Week 2 – Computer-Controlled Cutting
September 17, 2025 | Assignment: Laser cut & vinyl cut something
Assignment Brief
Design, laser-cut, and assemble a parametric construction kit. Document kerf, joints, and tolerances. Optional: vinyl cut a design.
Project: Halftone Portrait Stand
Laser-engraved Leonardo da Vinci portrait on acrylic, with a parametric cardboard stand. Initial cube design failed under the acrylic's weight—pivoted to a simpler back-support stand. First encounter with structural design constraints and material properties.
Laser Engraving: Halftone Portrait
Material: 6mm dark tone acrylic
Image: Leonardo da Vinci self-portrait (halftone conversion)
Process: Raster engraving at 75W CO2 laser
- Converted grayscale portrait to halftone pattern (variable dot size for tonal depth)
- Test cuts on scrap acrylic to dial in power/speed (5.39.61 settings on PLSB.75 system)
- Engraved ~12cm × 12cm portrait area
- Result: Frost-white engraving with good contrast on clear acrylic
Parametric Stand Design (FreeCAD)
Designed a press-fit cardboard stand to hold the acrylic portrait vertically. This was my first attempt at parametric CAD—chose FreeCAD before switching to Fusion 360 in later weeks.
Design Intent (Failed)
- Original plan: Cube frame kit with 4 corner posts and cross-braces
- Material: 4mm corrugated cardboard
- Joints: Finger joints with kerf compensation (0.2mm offset)
- Parametric variables: Material thickness, joint spacing, overall dimensions
What Failed
Structural collapse: The acrylic portrait weighed ~350g. The cardboard frame (especially the horizontal top piece) couldn't support it. Finger joints split at stress points, and the frame buckled.
Root cause: Underestimated material weight. Acrylic density is ~1.2 g/cm³—a 12cm × 12cm × 3mm sheet is significantly heavier than anticipated. Cardboard corrugation direction and joint design weren't load-appropriate.
Pivot: Back-Support Stand
Salvaged components and redesigned on the fly:
- Two vertical supports (front)
- One horizontal base rail
- Two angled back braces (provides lean angle + stability)

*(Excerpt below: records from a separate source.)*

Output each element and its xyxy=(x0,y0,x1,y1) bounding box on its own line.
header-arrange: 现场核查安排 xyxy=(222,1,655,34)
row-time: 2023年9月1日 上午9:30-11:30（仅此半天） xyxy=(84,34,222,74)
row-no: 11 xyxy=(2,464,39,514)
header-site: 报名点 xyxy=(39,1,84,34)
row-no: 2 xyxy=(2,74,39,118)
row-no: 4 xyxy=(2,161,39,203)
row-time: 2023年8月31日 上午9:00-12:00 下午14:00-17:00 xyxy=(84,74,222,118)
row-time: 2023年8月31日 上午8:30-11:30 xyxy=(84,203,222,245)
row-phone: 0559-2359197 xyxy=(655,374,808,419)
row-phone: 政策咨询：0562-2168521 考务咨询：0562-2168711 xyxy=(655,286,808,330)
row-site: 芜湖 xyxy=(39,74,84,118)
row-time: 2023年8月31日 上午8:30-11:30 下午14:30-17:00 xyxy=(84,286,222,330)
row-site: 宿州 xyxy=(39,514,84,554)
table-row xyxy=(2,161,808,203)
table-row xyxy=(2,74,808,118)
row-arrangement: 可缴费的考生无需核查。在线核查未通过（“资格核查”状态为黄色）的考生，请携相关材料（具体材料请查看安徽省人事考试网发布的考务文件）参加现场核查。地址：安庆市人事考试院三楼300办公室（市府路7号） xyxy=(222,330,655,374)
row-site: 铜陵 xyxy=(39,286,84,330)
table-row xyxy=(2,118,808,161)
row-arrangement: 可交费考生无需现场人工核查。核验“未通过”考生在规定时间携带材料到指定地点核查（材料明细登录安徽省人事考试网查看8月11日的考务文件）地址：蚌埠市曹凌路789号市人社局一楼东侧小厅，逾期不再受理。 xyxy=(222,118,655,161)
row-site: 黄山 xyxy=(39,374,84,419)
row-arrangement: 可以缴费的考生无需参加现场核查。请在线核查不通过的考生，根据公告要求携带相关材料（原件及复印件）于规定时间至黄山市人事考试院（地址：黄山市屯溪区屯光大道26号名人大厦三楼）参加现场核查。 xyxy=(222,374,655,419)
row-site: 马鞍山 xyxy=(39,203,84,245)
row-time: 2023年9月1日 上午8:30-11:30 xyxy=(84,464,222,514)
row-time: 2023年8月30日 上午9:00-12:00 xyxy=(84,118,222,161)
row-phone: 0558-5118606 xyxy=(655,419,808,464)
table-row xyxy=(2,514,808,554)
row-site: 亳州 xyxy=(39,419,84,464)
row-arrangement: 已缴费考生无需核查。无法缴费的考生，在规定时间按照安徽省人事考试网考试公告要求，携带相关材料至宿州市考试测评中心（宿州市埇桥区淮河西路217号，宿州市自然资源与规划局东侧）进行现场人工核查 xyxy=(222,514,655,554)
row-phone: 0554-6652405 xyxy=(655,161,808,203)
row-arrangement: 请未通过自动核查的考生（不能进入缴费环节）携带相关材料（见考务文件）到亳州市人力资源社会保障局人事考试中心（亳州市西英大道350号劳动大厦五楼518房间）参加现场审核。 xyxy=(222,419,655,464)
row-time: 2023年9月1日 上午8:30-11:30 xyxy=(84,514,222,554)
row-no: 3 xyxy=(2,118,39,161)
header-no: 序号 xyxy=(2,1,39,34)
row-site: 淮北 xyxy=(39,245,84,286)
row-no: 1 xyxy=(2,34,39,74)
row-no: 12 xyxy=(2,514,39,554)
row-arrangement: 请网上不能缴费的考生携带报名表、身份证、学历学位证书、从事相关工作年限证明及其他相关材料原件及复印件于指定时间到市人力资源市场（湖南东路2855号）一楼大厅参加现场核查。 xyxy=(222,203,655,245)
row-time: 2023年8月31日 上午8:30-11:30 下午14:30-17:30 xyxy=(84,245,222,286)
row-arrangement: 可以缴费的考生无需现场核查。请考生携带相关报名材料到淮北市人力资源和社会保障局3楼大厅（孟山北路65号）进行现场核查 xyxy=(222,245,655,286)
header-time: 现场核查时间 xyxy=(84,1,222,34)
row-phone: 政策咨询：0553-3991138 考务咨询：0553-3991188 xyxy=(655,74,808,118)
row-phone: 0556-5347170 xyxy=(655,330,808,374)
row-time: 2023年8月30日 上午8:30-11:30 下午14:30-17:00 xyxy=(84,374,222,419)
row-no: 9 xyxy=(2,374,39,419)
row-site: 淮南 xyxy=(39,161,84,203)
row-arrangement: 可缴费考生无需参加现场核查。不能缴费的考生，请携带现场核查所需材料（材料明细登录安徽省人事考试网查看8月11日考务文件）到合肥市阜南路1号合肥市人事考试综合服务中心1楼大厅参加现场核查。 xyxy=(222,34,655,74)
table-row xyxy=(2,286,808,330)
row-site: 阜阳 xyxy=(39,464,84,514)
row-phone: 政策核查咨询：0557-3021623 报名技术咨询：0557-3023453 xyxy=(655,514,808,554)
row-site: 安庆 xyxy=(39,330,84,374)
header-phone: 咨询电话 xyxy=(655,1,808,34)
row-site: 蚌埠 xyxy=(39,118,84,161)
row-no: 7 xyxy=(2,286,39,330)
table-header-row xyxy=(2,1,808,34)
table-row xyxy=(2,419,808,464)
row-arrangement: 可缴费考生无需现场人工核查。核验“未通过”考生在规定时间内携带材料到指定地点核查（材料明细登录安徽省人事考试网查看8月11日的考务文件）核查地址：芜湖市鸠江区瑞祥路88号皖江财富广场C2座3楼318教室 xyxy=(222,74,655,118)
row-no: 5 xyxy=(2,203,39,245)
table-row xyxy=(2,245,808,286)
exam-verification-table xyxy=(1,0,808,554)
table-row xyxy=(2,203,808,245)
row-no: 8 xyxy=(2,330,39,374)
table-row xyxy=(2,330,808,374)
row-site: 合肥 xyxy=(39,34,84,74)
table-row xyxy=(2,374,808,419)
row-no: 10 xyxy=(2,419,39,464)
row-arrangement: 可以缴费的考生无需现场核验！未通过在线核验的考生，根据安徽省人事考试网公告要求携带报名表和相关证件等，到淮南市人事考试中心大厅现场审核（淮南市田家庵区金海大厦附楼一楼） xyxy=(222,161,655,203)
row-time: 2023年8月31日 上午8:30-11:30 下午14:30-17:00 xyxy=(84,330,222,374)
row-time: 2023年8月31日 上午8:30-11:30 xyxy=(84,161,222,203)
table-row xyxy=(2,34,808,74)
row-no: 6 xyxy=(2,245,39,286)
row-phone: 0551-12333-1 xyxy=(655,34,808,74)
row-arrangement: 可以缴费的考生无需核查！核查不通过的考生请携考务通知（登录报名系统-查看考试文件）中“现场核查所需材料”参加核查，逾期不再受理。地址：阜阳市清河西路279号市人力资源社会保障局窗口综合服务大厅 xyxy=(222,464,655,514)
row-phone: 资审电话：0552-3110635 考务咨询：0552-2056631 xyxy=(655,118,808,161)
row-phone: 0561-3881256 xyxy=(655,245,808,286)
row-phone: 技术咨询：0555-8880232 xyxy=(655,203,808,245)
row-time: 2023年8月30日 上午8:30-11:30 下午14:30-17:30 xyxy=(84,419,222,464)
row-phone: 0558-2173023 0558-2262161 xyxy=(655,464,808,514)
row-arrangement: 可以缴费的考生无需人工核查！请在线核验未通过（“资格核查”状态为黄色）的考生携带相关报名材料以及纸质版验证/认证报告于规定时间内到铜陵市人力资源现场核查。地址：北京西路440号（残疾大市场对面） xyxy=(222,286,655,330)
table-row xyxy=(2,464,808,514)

- Kerf joints still used for assembly
Result: Stable enough for desktop display. Acrylic leans at ~70° angle, supported by back braces. No glue—friction fit only.
Vinyl Cutting: Coffee BAR Sticker
Side project to practice vinyl cutter operation.
- Design: "Coffee BAR" text in rounded sans-serif font
- Material: Red vinyl adhesive sheet
- Cutter: Roland CAMM-1 GS-24
- Process: Cut + weed (removed negative space)
Key Learnings
- Material properties matter: Acrylic is denser than it looks. Always calculate mass before designing support structures.
- Kerf compensation is critical: 0.2mm kerf offset worked well for 4mm cardboard. Joints were snug without forcing.
- Parametric design speeds iteration: Even though FreeCAD felt clunky, being able to adjust material thickness variable and regenerate all joints was valuable.
- Structural triangulation: The back-brace design worked because it created triangular load paths. Original cube frame had too many unsupported spans.
- Test before committing: Should have done a weight-bearing test with scrap cardboard before cutting final parts.
Next Steps (Future Iteration)
Now that I've learned Fusion 360 (Week 1 struggles with FreeCAD taught me to pivot tools), I plan to:
- Redesign the stand in Fusion with proper load analysis
- Use 3mm plywood instead of cardboard (laser cut or CNC routed)
- Add finger joint reinforcements or switch to mortise-and-tenon joints
- Incorporate adjustable angle brackets for portrait positioning
Reflection
This week taught me that fabrication isn't just about making parts fit—it's about understanding forces, material limits, and failure modes. The broken frame was frustrating but valuable: I learned more from the collapse than I would have from a successful first attempt. The pivot to a simpler design under time pressure mirrors real-world constraints, and salvaging the project with available materials felt more authentic than starting over.